Yo creo que esa vez también lo tomé por sorpresa cuando le dije que bueno, que si eso era lo mejor para los dos que estaba bien. Además yo le había visto una cara de esas que si le decía que no, él se aburriría de esperarme. Claro que yo le puse como condición que el asunto del “etcétera” tenía que ser medido, que no se fuera a aprovechar de que ya fuera su esposa para etceterar todos los días, ni de fundas. Y bueno, él aceptó, y así nos fuimos yendo un tiempo. Pero me asaltaba la duda de mi compañero, porque yo después de casada nada de nada con otro. Y el haber dejado mi carrera en el quinto, me ayudó a guardar fidelidad, porque la economía estaba dura y comencé a pasar trabajos en computador para ganarme unos pesos y ayudarle a Héctor Hugo.  Y me rondaba la idea del “etcétera” y un día me dio por preguntarle a Héctor Hugo si él había tenido algo por ahí, pero me supo a cacho. Ese hombre se puso rojo de la furia, yo nunca lo había visto así, y me dijo que cómo era eso, que qué clase de pregunta era esa, que él trabajando todo el día con qué tiempo se iba a poner con esas cosas. Y asunto terminado. Yo creo que eso empezó a disgustarnos.
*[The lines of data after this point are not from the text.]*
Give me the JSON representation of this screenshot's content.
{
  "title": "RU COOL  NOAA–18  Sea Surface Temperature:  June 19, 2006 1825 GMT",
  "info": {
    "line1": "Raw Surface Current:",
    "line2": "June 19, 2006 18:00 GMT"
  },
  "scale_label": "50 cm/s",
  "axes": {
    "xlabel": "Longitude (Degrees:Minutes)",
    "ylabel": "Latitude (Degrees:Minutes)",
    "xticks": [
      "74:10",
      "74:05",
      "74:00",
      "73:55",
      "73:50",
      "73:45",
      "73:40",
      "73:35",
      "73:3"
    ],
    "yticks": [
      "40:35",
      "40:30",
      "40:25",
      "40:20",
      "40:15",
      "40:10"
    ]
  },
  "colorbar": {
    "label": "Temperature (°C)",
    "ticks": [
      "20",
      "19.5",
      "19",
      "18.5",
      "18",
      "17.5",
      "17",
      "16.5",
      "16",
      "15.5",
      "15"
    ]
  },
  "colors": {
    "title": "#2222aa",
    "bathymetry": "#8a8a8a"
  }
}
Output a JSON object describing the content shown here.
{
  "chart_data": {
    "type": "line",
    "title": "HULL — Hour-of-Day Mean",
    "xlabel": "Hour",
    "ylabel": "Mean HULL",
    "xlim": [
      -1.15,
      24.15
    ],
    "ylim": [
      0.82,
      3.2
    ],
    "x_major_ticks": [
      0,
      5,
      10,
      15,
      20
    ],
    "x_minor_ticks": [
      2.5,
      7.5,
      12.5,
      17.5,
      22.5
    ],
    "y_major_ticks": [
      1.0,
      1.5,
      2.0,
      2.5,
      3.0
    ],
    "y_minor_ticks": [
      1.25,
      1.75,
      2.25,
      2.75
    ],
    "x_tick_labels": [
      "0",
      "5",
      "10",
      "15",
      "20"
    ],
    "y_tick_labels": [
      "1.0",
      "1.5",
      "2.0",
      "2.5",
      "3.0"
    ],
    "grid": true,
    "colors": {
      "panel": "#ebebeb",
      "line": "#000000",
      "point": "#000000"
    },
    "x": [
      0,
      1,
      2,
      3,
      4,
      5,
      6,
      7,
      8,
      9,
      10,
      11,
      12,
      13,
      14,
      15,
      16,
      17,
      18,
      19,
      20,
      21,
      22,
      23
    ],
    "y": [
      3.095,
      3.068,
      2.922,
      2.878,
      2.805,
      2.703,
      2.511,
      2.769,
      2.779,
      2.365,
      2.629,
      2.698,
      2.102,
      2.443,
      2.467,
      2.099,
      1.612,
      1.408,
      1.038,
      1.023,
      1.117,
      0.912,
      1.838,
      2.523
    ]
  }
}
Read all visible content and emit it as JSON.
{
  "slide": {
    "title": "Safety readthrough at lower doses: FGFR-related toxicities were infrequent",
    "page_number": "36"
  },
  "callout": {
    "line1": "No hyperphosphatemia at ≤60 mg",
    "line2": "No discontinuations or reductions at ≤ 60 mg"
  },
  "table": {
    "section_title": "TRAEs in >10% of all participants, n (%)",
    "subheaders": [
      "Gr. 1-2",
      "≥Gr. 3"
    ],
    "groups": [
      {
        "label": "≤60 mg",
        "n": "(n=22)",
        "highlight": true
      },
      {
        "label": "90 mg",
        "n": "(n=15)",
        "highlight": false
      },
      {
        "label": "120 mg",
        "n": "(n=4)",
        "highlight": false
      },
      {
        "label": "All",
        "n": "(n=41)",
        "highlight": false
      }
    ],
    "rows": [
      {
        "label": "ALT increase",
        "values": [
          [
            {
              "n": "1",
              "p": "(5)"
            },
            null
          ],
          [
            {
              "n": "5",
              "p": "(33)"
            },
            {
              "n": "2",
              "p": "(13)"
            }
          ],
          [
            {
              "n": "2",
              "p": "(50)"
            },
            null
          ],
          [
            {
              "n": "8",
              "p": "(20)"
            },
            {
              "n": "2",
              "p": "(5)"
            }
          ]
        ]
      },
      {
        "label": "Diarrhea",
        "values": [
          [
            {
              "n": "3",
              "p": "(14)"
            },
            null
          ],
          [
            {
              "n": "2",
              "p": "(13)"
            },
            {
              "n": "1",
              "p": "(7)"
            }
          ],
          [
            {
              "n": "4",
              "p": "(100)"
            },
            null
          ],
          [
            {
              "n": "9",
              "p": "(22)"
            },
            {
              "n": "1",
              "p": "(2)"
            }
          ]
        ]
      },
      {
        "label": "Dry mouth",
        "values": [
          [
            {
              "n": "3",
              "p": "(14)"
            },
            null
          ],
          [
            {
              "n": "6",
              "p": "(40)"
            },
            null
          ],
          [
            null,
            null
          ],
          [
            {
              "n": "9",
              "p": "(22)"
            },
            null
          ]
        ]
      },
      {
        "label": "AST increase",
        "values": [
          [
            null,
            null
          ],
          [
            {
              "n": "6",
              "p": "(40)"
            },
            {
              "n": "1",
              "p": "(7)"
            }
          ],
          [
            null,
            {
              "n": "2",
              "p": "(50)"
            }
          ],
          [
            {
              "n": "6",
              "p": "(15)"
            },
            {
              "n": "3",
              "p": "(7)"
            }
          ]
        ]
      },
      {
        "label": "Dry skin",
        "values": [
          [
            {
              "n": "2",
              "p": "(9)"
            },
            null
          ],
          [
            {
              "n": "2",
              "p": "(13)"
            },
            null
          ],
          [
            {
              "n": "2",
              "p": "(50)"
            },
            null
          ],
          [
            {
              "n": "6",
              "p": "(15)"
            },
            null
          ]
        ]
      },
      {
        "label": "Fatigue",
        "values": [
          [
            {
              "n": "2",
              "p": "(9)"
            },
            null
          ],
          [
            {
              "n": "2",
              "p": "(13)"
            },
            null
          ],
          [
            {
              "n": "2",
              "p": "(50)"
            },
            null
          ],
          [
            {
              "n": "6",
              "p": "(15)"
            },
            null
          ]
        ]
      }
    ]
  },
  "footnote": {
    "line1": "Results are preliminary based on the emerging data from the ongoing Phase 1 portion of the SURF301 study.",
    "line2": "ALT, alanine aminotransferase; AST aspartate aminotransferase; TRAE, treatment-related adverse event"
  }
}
Ninguno de los dos hablaba del tema. Luego pareció perder relevancia cuando surgió la otra conversación.

—Mirá Isabel, yo creo que estamos mayorcitos para afrontar responsabilidades, llevamos un año de casados…

—Año y tres meses—le dije yo.

—Bueno, año y tres meses. El caso es que ya es hora de que vamos creciendo como familia. No debemos esperar. Y siempre hace falta un poco de alegría en la casa. Por qué no le damos a la intentona, tu sabes, y bueno, etcétera…

De modo que empezamos a etceterar y quedé embarazada. Héctor Hugo feliz. Empezamos a sentirnos acompañados, porque valga decirlo: cuando una pareja pierde motivaciones, un hijo es el pretexto para sus soledades. Sólo te digo que ahora tenemos un hijo pero poco etcétera.

Para resumirte, te diré que me he vuelto una maniática. Ando todo el tiempo corrigiendo a todo el que me habla caminando por las ramas, trato de que nadie mencione aquellos términos que quieren ocultar la verdad de lo que se piensa. Eso de que “en fin”, “tu me entiendes”, “la cosa es esto y aquello, la cosa va por otro lado” o “para qué te explico si tú sabes de eso más que yo”. Los detesto. Ah, no te había dicho, la próxima vez traigo a mi hijo. Se llama Víctor Hugo. Un poco por el gran escritor, otro poco por mi esposo y un tantito por nuestro compañero de universidad, que mejor después te cuento, ya debes imaginarte, tú me entiendes.


Este relato pertenece al libro “Usted no tiene quien me quiera”, primera edición.